Mitigating Quantization Errors Due to Activation Spikes in GLU-Based LLMs

TL;DR

The paper identifies activation spikes in GLU-based FFNs as a key obstacle to activation quantization in PTQ for modern LLMs. It proposes two calibration-based, model-agnostic solutions, QFeM and QFeP, to isolate and neutralize spikes without retraining. Across multiple GLU implementations (e.g., LLaMA-2/3, Mistral, Mixtral, SOLAR, Gemma), these methods restore performance toward FP16 and improve compatibility with coarse-grained quantization, often outperforming existing outlier mitigation alone. The work offers a practical path to faster, memory-efficient INT8 inference for GLU-heavy LLMs and demonstrates tangible latency/memory benefits with minimal overhead.

Abstract

Modern large language models (LLMs) have established state-of-the-art performance through architectural improvements, but still require significant computational cost for inference. In an effort to reduce the inference cost, post-training quantization (PTQ) has become a popular approach, quantizing weights and activations to lower precision, such as INT8. In this paper, we reveal the challenges of activation quantization in GLU variants, which are widely used in feed-forward network (FFN) of modern LLMs, such as LLaMA family. The problem is that severe local quantization errors, caused by excessive magnitudes of activation in GLU variants, significantly degrade the performance of the quantized LLM. We denote these activations as activation spikes. Our further observations provide a systematic pattern of activation spikes: 1) The activation spikes occur in the FFN of specific layers, particularly in the early and late layers, 2) The activation spikes are dedicated to a couple of tokens, rather than being shared across a sequence. Based on our observations, we propose two empirical methods, Quantization-free Module (QFeM) and Quantization-free Prefix (QFeP), to isolate the activation spikes during quantization.
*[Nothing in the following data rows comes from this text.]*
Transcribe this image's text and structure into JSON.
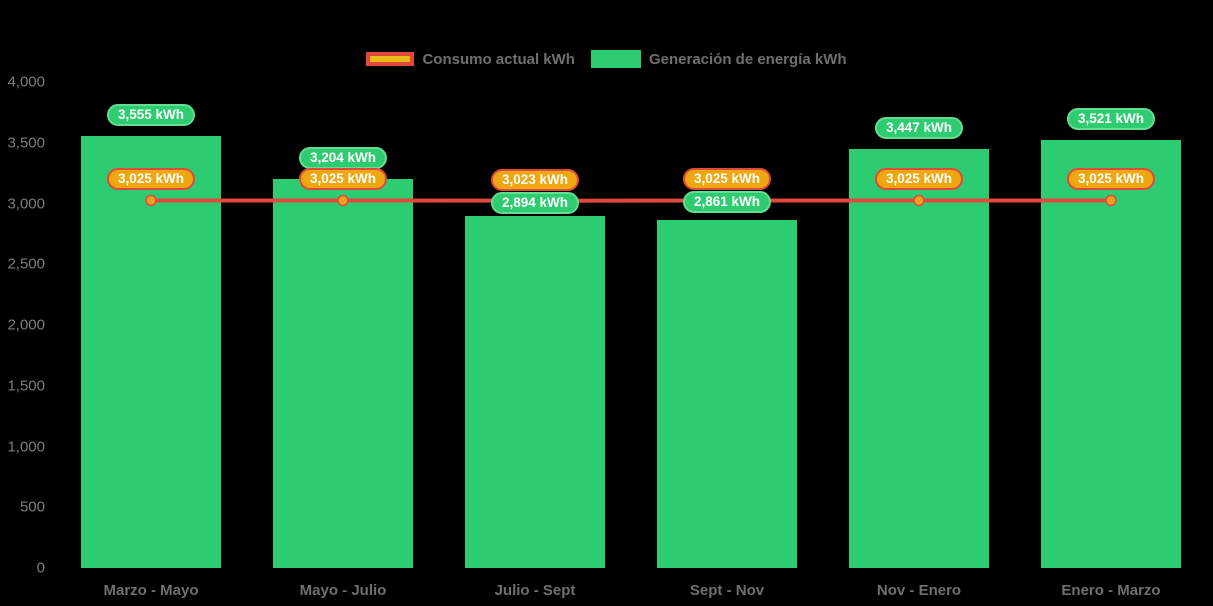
{
  "legend": {
    "items": [
      {
        "key": "consumption",
        "label": "Consumo actual kWh"
      },
      {
        "key": "generation",
        "label": "Generación de energía kWh"
      }
    ]
  },
  "chart_data": {
    "type": "bar",
    "subtype": "bar-with-line-overlay",
    "categories": [
      "Marzo - Mayo",
      "Mayo - Julio",
      "Julio - Sept",
      "Sept - Nov",
      "Nov - Enero",
      "Enero - Marzo"
    ],
    "series": [
      {
        "name": "Generación de energía kWh",
        "type": "bar",
        "values": [
          3555,
          3204,
          2894,
          2861,
          3447,
          3521
        ],
        "labels": [
          "3,555 kWh",
          "3,204 kWh",
          "2,894 kWh",
          "2,861 kWh",
          "3,447 kWh",
          "3,521 kWh"
        ],
        "color": "#2ecc71",
        "label_border_color": "#62dd92"
      },
      {
        "name": "Consumo actual kWh",
        "type": "line",
        "values": [
          3025,
          3025,
          3023,
          3025,
          3025,
          3025
        ],
        "labels": [
          "3,025 kWh",
          "3,025 kWh",
          "3,023 kWh",
          "3,025 kWh",
          "3,025 kWh",
          "3,025 kWh"
        ],
        "color": "#e2493d",
        "marker_color": "#f5a01b",
        "label_fill_color": "#f0a60e"
      }
    ],
    "title": "",
    "xlabel": "",
    "ylabel": "",
    "ylim": [
      0,
      4000
    ],
    "ytick_interval": 500,
    "ytick_labels": [
      "0",
      "500",
      "1,000",
      "1,500",
      "2,000",
      "2,500",
      "3,000",
      "3,500",
      "4,000"
    ],
    "grid": false,
    "legend_position": "top-center",
    "background_color": "#000000",
    "axis_text_color": "#7d7d7d"
  }
}
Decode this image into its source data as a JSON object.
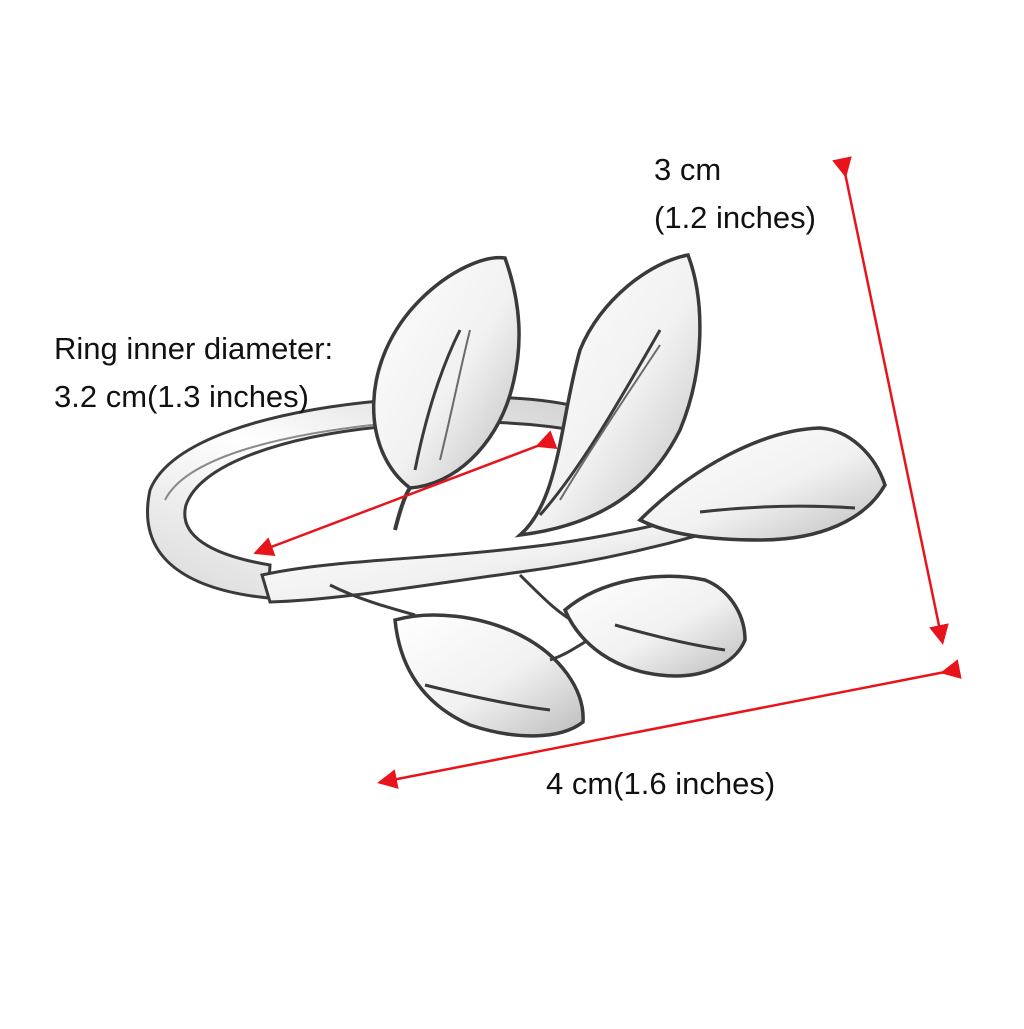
{
  "image": {
    "subject": "silver leaf branch napkin ring",
    "colors": {
      "background": "#ffffff",
      "arrow": "#e8141b",
      "metal_outline": "#3a3a3a",
      "metal_fill": "#f4f4f4",
      "metal_shadow": "#bdbdbd"
    }
  },
  "annotations": {
    "ring_diameter": {
      "line1": "Ring inner diameter:",
      "line2": "3.2 cm(1.3 inches)"
    },
    "height": {
      "line1": "3 cm",
      "line2": "(1.2 inches)"
    },
    "width": {
      "line1": "4 cm(1.6 inches)"
    }
  }
}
Our extensive experiments validate the effectiveness of the proposed methods for the activation quantization, especially with coarse-grained scheme, of latest LLMs with GLU variants, including LLaMA-2/3, Mistral, Mixtral, SOLAR, and Gemma. In particular, our methods enhance the current alleviation techniques (e.g., SmoothQuant) that fail to control the activation spikes. Code is available at https://github.com/onnoo/activation-spikes.

Figures (13)

• Figure 1: Calibration results on GLU-implemented and non GLU-implemented LLMs. We present the maximum magnitudes of input activations for each linear modules and layer-wise hidden states. For more results on different LLMs, see Appendix \ref{['appsec:a.2']}, \ref{['appsec:a.3']}.
• Figure 2: Token-wise scales in a specific layer with an activation spike. When quantizing the input activations using a per-tensor scale, the scale of the activation spike dominates the scales of the other tokens. For more examples, see Appendix \ref{['appsec:d.2']}.
• Figure 3: Overview of QFeM and QFeP. (Left): QFeM excludes the modules whose $r^{(m)}$ is larger than the hyperparameter $\alpha$ from quantization. (Right): QFeP computes in advance the prefix of activation spikes and utilizes solely their KV cache during the quantization phase, effectively preventing further activation spikes in subsequent sequences.
• Figure 4: Trade-off between perplexity (stands for performance) and $|M_{unq}|$ (stands for latency) according to the threshold $\alpha$ for LLaMA-2-13B model.
• Figure 5: The average accuracy of zero-shot evaluation on other GLU-implemented LLMs. Most models recover significantly compared to W8A8, with performance close to FP16.